Elle trône là, au vu et au su de tout le monde. Dans l’ancienne véranda qui servait de commerce à Claude Manginois, horticulteur de profession jusqu’en 2008, lorsque la retraite a sonné. À l’arrière de la maison, quelques serres rappellent encore que cette zone, dite des Maxouages, était une terre de culture. « Mon père André était avant moi maraîcher », confie Claude, qui a pris sa succession en 1971.
Il a repris le flambeau de la culture, sur ces mêmes terres, et « hérité » au passage d’une statue de saint Fiacre, le saint Patron des jardiniers. « Elle était installée sous une arche d’un ancien couvent. Elle y est restée très longtemps, à l’air libre », se souvient à son tour Maxime De Nadai. Trente ans d’amitiés qu’il choie avec son copain Claude. Alors, lorsque le poids des années a semblé trop peser sur les épaules de ce saint Fiacre, Maxime lui a redonné une cure de jouvence. « Ce n’était pas une statue comme les autres. Elle est faite en terre cuite, et avait d’ailleurs tendance à s’effeuiller », confie ce passionné qui, avec force de plâtre, a recollé la tête du saint Patron et recréé une collerette. Donné du lustre avec force de peinture. « Dans sa main vide, une bêche de chez Gouvy a été glissée. Et puis, on lui a mis un melon au pied », glisse Claude. Clin d’œil à un autre saint Fiacre nancéien. Une dernière retouche du regard plus tard, et voilà saint Fiacre sauvé des affres du temps.
Un témoin du passé
Un miraculé, diraient quelques fidèles de la paroisse qui se repassent l’histoire en boucle. Le récit d’un coup de folie qui se serait déroulé, à la fin des années 1960, à Pont-à-Mousson, mais aussi dans d’autres communes dont Belleau. « Une rumeur qui ne venait pas de l’évêché circulait, comme quoi il ne fallait pas idolâtrer des statues. Seul Dieu devait être respecté », détaille Maxime De Nadai. Pris au pied de la lettre, le « conseil » aurait conduit certains prêtres à casser des dizaines de statues. « À Pont-à-Mousson, toutes celles de l’église Saint-Laurent ont été jetées dans le puits du presbytère », jure Maxime. Saint-Martin aurait échappé à la curie… ainsi que le Saint-Fiacre, sauvé par André Manginois, et peut-être d’autres « Mon père connaissait bien le curé et s’est proposé de venir le chercher pour le mettre dans son jardin », pointe l’ancien horticulteur.

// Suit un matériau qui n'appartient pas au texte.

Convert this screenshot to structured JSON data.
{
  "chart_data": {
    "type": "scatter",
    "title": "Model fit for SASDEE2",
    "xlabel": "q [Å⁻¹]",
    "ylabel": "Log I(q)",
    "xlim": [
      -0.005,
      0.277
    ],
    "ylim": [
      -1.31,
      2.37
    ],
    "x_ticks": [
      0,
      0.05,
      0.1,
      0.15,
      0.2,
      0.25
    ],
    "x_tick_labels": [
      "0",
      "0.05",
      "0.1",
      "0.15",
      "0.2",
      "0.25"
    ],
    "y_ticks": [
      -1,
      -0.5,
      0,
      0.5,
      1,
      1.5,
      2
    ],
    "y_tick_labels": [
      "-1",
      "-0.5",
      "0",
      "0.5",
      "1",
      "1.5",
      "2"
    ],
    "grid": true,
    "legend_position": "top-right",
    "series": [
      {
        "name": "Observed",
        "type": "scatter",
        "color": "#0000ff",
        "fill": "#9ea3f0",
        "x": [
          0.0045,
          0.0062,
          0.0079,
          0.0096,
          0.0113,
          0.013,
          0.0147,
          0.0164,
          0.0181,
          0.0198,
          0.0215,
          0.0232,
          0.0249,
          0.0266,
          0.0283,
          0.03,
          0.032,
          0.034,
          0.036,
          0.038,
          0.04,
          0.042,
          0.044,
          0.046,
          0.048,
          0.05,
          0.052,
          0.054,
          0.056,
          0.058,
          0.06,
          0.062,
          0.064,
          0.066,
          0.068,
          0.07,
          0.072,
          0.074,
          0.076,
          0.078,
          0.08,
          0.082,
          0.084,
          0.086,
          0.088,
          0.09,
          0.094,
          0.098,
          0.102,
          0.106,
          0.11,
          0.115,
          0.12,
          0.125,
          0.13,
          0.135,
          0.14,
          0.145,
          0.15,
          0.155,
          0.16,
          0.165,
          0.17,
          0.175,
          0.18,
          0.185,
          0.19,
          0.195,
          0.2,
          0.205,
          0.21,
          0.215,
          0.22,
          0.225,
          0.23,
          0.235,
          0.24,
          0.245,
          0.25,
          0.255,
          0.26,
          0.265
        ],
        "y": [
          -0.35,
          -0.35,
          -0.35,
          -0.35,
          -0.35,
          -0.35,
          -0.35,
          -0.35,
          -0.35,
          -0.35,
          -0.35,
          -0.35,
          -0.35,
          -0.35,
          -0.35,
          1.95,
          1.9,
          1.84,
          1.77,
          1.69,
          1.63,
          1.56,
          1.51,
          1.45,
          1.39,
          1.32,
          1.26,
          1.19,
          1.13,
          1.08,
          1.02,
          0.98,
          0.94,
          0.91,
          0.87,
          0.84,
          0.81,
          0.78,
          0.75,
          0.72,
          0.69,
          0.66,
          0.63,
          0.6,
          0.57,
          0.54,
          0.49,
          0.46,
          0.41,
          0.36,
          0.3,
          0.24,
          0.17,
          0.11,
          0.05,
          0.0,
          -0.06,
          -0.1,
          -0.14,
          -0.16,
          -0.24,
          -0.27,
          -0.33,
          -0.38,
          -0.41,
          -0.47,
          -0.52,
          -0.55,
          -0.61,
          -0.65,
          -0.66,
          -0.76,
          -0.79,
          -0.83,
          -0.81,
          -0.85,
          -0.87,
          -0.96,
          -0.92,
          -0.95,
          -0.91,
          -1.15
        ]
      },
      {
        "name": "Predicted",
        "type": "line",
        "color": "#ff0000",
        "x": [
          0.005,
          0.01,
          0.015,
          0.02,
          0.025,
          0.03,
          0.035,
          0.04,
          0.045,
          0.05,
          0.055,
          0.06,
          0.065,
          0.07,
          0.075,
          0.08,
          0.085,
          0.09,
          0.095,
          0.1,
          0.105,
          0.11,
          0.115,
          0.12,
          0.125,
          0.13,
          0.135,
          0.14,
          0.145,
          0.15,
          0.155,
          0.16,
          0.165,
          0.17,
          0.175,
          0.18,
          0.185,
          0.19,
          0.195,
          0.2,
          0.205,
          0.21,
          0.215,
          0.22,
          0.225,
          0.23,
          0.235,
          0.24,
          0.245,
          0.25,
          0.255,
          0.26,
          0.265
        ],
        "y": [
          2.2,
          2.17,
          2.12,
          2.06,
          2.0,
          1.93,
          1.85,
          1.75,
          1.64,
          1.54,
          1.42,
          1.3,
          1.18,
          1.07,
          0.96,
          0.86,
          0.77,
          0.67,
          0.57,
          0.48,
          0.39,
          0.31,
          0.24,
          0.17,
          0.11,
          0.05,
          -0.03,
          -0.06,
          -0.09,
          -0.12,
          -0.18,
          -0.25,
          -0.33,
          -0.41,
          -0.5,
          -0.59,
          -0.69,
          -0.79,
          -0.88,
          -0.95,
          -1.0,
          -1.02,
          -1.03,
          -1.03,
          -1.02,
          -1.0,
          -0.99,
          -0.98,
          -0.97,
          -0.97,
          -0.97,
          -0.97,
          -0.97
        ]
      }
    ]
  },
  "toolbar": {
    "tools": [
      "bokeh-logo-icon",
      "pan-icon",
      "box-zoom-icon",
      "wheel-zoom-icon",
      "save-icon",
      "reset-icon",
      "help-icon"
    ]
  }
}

Depuis, il a placé ses cultures et quelques rares plantes, sous la protection de ce Saint-Fiacre qui fut offert par les Américains en 1917, en remplacement d’une précédente statue détruite durant la Première Guerre mondiale. Près d’un demi-siècle plus tard, Claude Manginois et Maxime De Nadai aimeraient bien voir leur saint Fiacre revenir en sa demeure. « Qu’il soit replacé dans l’église Saint-Laurent. Ou pourquoi pas, au musée ? », lancent-ils de concert, soucieux de préserver une fois pour toutes cette statue, dernier vestige d’un grand passé mussipontain pour le maraîchage.